UPDATE
The Inyo County Coroner's Office has identified the man as Steve Curry from the Sunland neighborhood of Los Angeles.
Investigators said that hours before his death, he had been interviewed at Zabriskie Point by a reporter with the Los Angeles Times. According to the article, he had hiked there from Golden Canyon, which is about two miles away.
"It's a dry heat," he told the reporter. "Everything is hot here."
At some point, he left the destination and hiked back to the Golden Canyon trailhead where he had left his car.
ORIGINAL STORY
A 71-year-old California man has died at Death Valley National Park.
National Park Service officials said the Los Angeles native collapsed outside a restroom at the Golden Canyon trailhead and believed he had just been hiking on the popular trail.
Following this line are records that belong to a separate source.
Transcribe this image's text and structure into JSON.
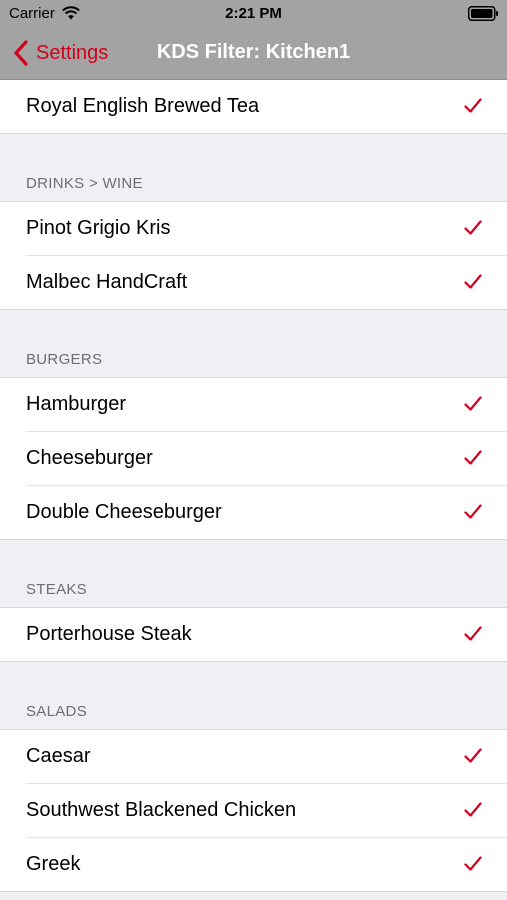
{
  "status_bar": {
    "carrier": "Carrier",
    "time": "2:21 PM"
  },
  "nav": {
    "back_label": "Settings",
    "title": "KDS Filter: Kitchen1"
  },
  "colors": {
    "accent": "#d0021b",
    "bar": "#a3a3a3",
    "background": "#efeff4"
  },
  "top_item": {
    "label": "Royal English Brewed Tea",
    "checked": true
  },
  "sections": [
    {
      "title": "DRINKS > WINE",
      "items": [
        {
          "label": "Pinot Grigio Kris",
          "checked": true
        },
        {
          "label": "Malbec HandCraft",
          "checked": true
        }
      ]
    },
    {
      "title": "BURGERS",
      "items": [
        {
          "label": "Hamburger",
          "checked": true
        },
        {
          "label": "Cheeseburger",
          "checked": true
        },
        {
          "label": "Double Cheeseburger",
          "checked": true
        }
      ]
    },
    {
      "title": "STEAKS",
      "items": [
        {
          "label": "Porterhouse Steak",
          "checked": true
        }
      ]
    },
    {
      "title": "SALADS",
      "items": [
        {
          "label": "Caesar",
          "checked": true
        },
        {
          "label": "Southwest Blackened Chicken",
          "checked": true
        },
        {
          "label": "Greek",
          "checked": true
        }
      ]
    }
  ]
}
They state he was wearing a sunhat ad hiking clothes, had a backpack, and his car was in the parking lot.
On Tuesday, other park visitors spotted the man and called 911 at 3:40 p.m. The National Park Service and the Inyo County Sheriff's Office responded with park rangers arriving on the scene at 3:47 p.m. They state rangers did CPR and used an AED device but weren't able to save the man.
A cause of death hasn't been determined as of Wednesday afternoon. However, park rangers believe heat played a factor and the temperature at nearby Furnace Creek was 121 degrees at the man's time of death. They believe temperatures inside Golden Canyon were likely much hotter since the canyon's walls radiate heat.
This is believed to be the second heat-related fatality at Death Valley so far this summer.
Park rangers are encouraging Death Valley visitors to sightsee for short distances in their air-conditioned cars or hiking in the park's cooler mountains. Rangers don't recommend hiking at low elevations after 10 a.m.